Mr. Morrison graduated owing ~$300,000 in federal loans. Mr. Black finished his degree with $233,000 in federal loan debt; his balance now stands at $331,000. Patrick Clement is ~$360,000 in the red.
Since graduating, Mr. Morrison has been working as an assistant in Hollywood for ~$50,000 and doing freelance work in film and photography to supplement his income. Mr. Black works as a “writer and producer.” He earns ~$60,000 “in a good year.” Mr. Clement teaches film at a local college and supplements his wages working in an antique shop.
The examples above are a microcosm of a stark reality. Too many MFA students at Columbia incur so much debt to obtain a degree that ironically confers one certainty: the inability to pay that debt off.
In our view, Columbia bears some responsibility for their MFA’s dire financial predicaments. The school can make a solid argument that their graduate programs (and the rolodex that goes along with them) are second to none.
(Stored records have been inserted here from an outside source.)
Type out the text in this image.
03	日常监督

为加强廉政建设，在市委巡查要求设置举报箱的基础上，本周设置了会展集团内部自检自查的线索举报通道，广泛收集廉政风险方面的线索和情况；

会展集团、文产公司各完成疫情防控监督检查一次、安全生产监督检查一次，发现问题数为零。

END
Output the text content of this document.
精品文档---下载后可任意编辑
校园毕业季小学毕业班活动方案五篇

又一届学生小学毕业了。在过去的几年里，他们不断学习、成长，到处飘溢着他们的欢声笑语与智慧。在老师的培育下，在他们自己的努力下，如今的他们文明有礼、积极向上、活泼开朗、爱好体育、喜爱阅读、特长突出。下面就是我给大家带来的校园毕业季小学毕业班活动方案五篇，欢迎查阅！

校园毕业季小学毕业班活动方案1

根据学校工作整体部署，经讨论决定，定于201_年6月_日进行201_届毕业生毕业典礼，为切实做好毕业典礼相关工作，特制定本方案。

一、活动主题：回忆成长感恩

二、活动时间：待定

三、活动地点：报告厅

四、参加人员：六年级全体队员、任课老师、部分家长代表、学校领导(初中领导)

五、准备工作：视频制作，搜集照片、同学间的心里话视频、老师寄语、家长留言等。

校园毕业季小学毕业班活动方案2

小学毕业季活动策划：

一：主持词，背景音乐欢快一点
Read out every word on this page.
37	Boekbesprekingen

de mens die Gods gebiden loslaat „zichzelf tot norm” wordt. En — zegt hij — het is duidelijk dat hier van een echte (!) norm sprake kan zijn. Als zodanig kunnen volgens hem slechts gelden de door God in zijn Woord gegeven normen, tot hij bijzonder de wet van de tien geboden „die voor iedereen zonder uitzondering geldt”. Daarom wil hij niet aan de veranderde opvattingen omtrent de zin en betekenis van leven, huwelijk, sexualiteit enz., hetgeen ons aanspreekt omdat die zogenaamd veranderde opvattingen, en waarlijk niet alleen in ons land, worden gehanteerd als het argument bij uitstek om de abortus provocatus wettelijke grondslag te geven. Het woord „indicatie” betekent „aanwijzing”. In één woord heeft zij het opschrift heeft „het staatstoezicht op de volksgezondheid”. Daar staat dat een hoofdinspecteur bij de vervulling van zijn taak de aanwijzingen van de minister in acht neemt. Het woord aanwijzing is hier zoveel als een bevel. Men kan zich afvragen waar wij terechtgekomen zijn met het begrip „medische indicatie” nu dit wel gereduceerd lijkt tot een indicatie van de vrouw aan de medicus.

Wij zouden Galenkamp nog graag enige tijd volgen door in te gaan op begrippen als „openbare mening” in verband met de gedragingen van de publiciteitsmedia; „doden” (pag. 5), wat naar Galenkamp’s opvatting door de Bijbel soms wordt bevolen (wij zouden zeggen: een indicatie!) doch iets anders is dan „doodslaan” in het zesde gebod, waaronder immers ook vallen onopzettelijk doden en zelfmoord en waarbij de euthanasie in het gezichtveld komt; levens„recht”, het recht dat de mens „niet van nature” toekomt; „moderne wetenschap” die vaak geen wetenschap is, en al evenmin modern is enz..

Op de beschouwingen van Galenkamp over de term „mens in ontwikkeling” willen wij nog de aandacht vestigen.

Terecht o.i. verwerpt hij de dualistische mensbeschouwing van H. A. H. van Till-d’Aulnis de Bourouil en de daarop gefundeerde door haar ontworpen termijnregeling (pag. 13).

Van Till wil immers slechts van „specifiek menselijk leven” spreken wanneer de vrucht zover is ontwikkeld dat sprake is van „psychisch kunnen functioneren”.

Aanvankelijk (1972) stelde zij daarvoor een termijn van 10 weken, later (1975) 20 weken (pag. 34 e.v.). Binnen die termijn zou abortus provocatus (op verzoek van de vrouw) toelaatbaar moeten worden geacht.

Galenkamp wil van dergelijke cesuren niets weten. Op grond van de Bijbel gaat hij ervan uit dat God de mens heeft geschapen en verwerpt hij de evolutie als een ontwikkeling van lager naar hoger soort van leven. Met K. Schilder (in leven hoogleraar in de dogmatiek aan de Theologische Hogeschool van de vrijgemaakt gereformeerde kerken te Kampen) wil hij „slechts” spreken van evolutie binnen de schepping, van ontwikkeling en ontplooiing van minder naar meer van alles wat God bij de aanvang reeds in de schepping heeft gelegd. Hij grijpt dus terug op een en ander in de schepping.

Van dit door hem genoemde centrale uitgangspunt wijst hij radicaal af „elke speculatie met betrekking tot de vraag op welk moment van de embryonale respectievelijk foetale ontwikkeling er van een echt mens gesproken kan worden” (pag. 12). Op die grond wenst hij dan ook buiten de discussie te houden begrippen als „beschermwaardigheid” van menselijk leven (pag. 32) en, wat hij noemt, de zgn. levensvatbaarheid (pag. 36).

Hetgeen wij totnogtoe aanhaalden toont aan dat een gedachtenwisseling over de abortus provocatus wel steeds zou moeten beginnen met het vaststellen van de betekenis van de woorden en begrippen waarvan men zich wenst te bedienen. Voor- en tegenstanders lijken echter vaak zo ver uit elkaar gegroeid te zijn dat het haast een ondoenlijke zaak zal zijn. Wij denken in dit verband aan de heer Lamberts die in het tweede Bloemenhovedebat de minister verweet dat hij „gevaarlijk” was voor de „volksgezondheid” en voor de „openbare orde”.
Hence, an MFA from the school is worth the cost. That said, it is clear that Columbia – and to be fair many other institutions – are leveraging the unique properties of the Grad Plus Loan to line their coffers at the ultimate expense of the taxpayer.
Regardless of their credentials, Columbia is not naïve to the fact that for every film or theatre major that “succeeds,” the vast majority struggle to earn a lot of money in those respective fields. Columbia’s primary responsibility is to educate students. However, a secondary concern should be the cost of doing so. In that regard, Columbia makes a failing grade.
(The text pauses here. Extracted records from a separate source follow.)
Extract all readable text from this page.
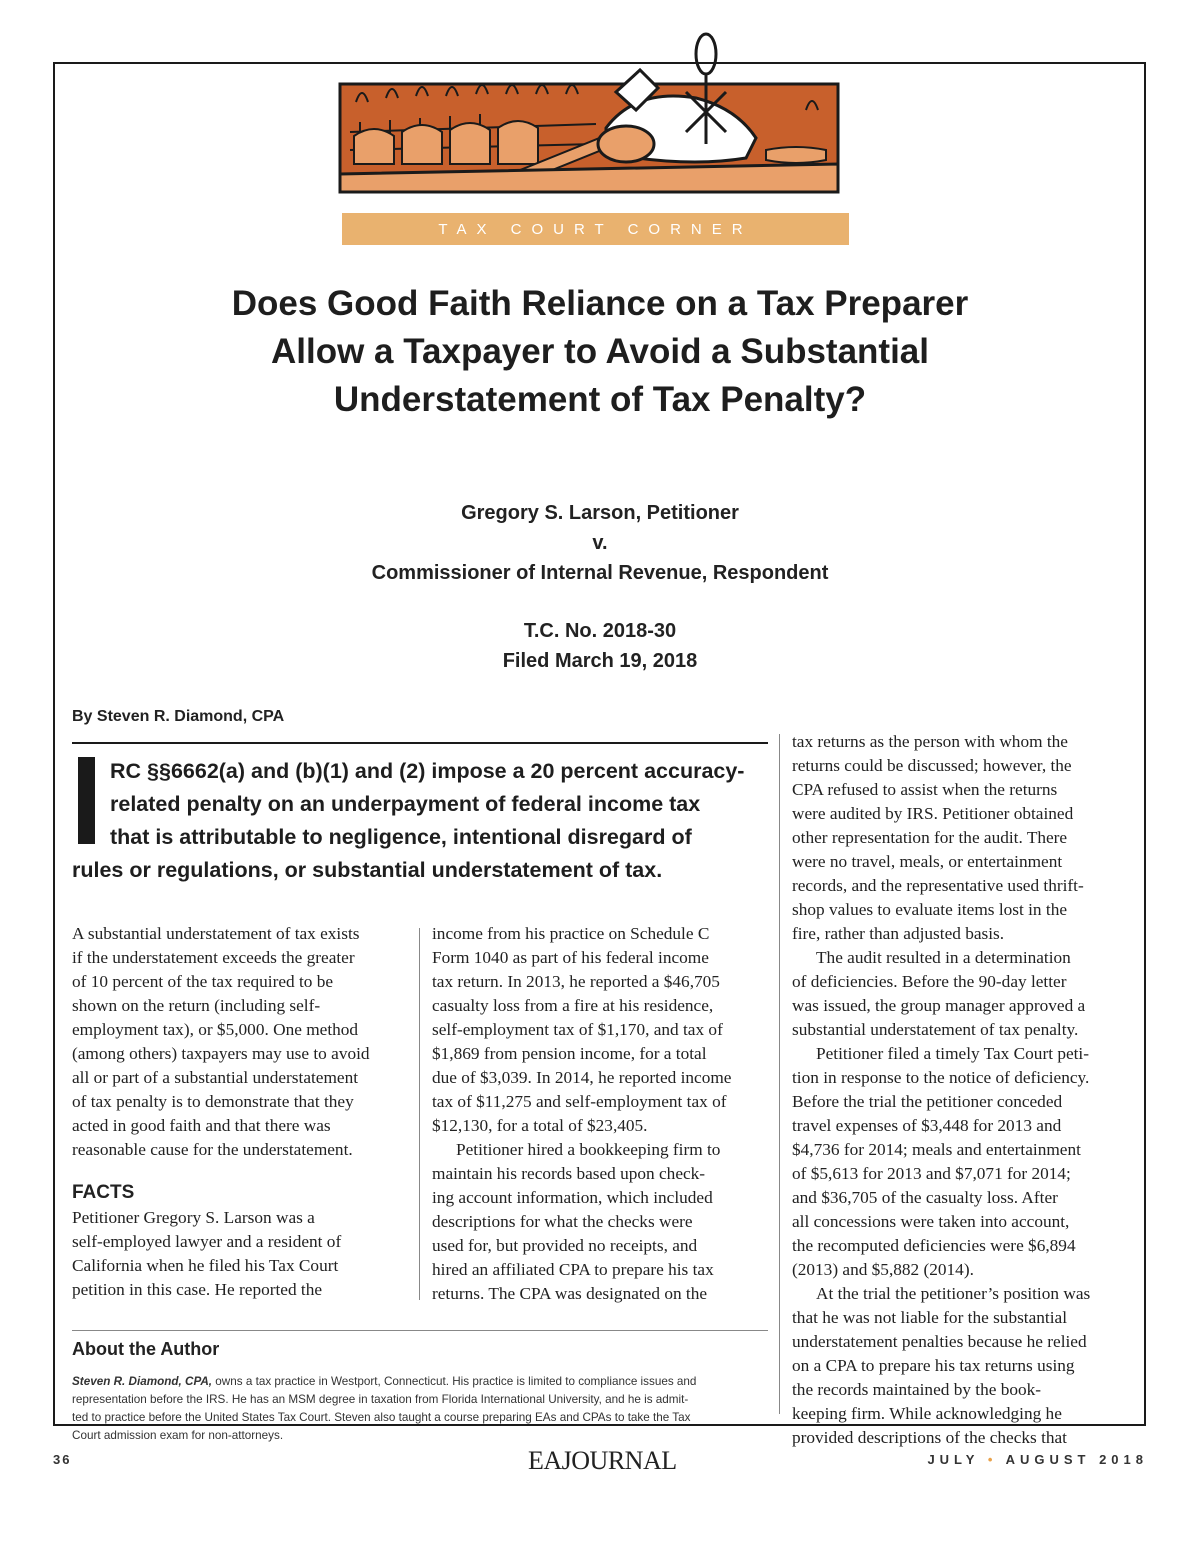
TAX COURT CORNER
Does Good Faith Reliance on a Tax Preparer
Allow a Taxpayer to Avoid a Substantial
Understatement of Tax Penalty?

Gregory S. Larson, Petitioner

v.

Commissioner of Internal Revenue, Respondent

T.C. No. 2018-30

Filed March 19, 2018

By Steven R. Diamond, CPA
RC §§6662(a) and (b)(1) and (2) impose a 20 percent accuracy-
related penalty on an underpayment of federal income tax
that is attributable to negligence, intentional disregard of
rules or regulations, or substantial understatement of tax.
A substantial understatement of tax exists
if the understatement exceeds the greater
of 10 percent of the tax required to be
shown on the return (including self-
employment tax), or $5,000. One method
(among others) taxpayers may use to avoid
all or part of a substantial understatement
of tax penalty is to demonstrate that they
acted in good faith and that there was
reasonable cause for the understatement.
FACTS
Petitioner Gregory S. Larson was a
self-employed lawyer and a resident of
California when he filed his Tax Court
petition in this case. He reported the
income from his practice on Schedule C
Form 1040 as part of his federal income
tax return. In 2013, he reported a $46,705
casualty loss from a fire at his residence,
self-employment tax of $1,170, and tax of
$1,869 from pension income, for a total
due of $3,039. In 2014, he reported income
tax of $11,275 and self-employment tax of
$12,130, for a total of $23,405.
Petitioner hired a bookkeeping firm to
maintain his records based upon check-
ing account information, which included
descriptions for what the checks were
used for, but provided no receipts, and
hired an affiliated CPA to prepare his tax
returns. The CPA was designated on the
tax returns as the person with whom the
returns could be discussed; however, the
CPA refused to assist when the returns
were audited by IRS. Petitioner obtained
other representation for the audit. There
were no travel, meals, or entertainment
records, and the representative used thrift-
shop values to evaluate items lost in the
fire, rather than adjusted basis.
The audit resulted in a determination
of deficiencies. Before the 90-day letter
was issued, the group manager approved a
substantial understatement of tax penalty.
Petitioner filed a timely Tax Court peti-
tion in response to the notice of deficiency.
Before the trial the petitioner conceded
travel expenses of $3,448 for 2013 and
$4,736 for 2014; meals and entertainment
of $5,613 for 2013 and $7,071 for 2014;
and $36,705 of the casualty loss. After
all concessions were taken into account,
the recomputed deficiencies were $6,894
(2013) and $5,882 (2014).
At the trial the petitioner’s position was
that he was not liable for the substantial
understatement penalties because he relied
on a CPA to prepare his tax returns using
the records maintained by the book-
keeping firm. While acknowledging he
provided descriptions of the checks that
About the Author
Steven R. Diamond, CPA, owns a tax practice in Westport, Connecticut. His practice is limited to compliance issues and
representation before the IRS. He has an MSM degree in taxation from Florida International University, and he is admit-
ted to practice before the United States Tax Court. Steven also taught a course preparing EAs and CPAs to take the Tax
Court admission exam for non-attorneys.
36	EAJOURNAL	JULY • AUGUST 2018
”Zack Morrison said ‘How the hell am I ever going to pay this (debt) off?’ Matt Black said he was “financially hobbled for life” and argued Columbia was culpable for his “calamitous financial situation.” Mr. Morrison and Mr. Black are not alone. Most students profiled in the WSJ’s piece also blamed Columbia for their precarious financial predicaments. Their position was seconded by James Bundy, dean at Yale University’s drama school who argued, “There’s a virtual army of young people, most of whom may be naive about the financial obligations they’re undertaking.”
At TQC, we agree with Dean Bundy’s statement but reject the students’ and Dean Bundy’s arguments. Mr. Bundy’s statement is spot on. There are too many MFAs who are naive about their finances. But absolving students of any personal responsibility is off base. When deciding to pursue an MFA, there must be a degree of personal accountability.
Unlike a blissfully ignorant 18-year-old freshman setting foot on a college campus for the first time, graduate students are adults. They are at least ~22 years old when they decide to pursue an MFA. Hence, the decision to pursue an MFA and incur the cost of doing so is theirs and theirs alone.
The internet is a free (or relatively inexpensive) resource. As part of engaging in basic due diligence, any prospective student can log onto Columbia’s homepage to find out how much tuition costs for the MFA that piques their interest. They can google “average annual salary for MFA graduate student” and read the results. We did just that. The first result was an excerpt from a US News article. It read “According to PayScale, a compensation data company that publishes the going rates for various types of jobs, the average MFA degree-holder in the U.S. earns an annual salary of $58,000.” This exercise took us 30 seconds.
A prospective MFA student must consider the following: Tuition costs X. The average annual salary for somebody with a degree in my field is Y. Is going into debt worth the knowledge I will obtain, the professional connections I will make, the personal relationships I will forge, and greater opportunity to become “successful?” The consequences of failing to do so are primarily the responsibility of the student.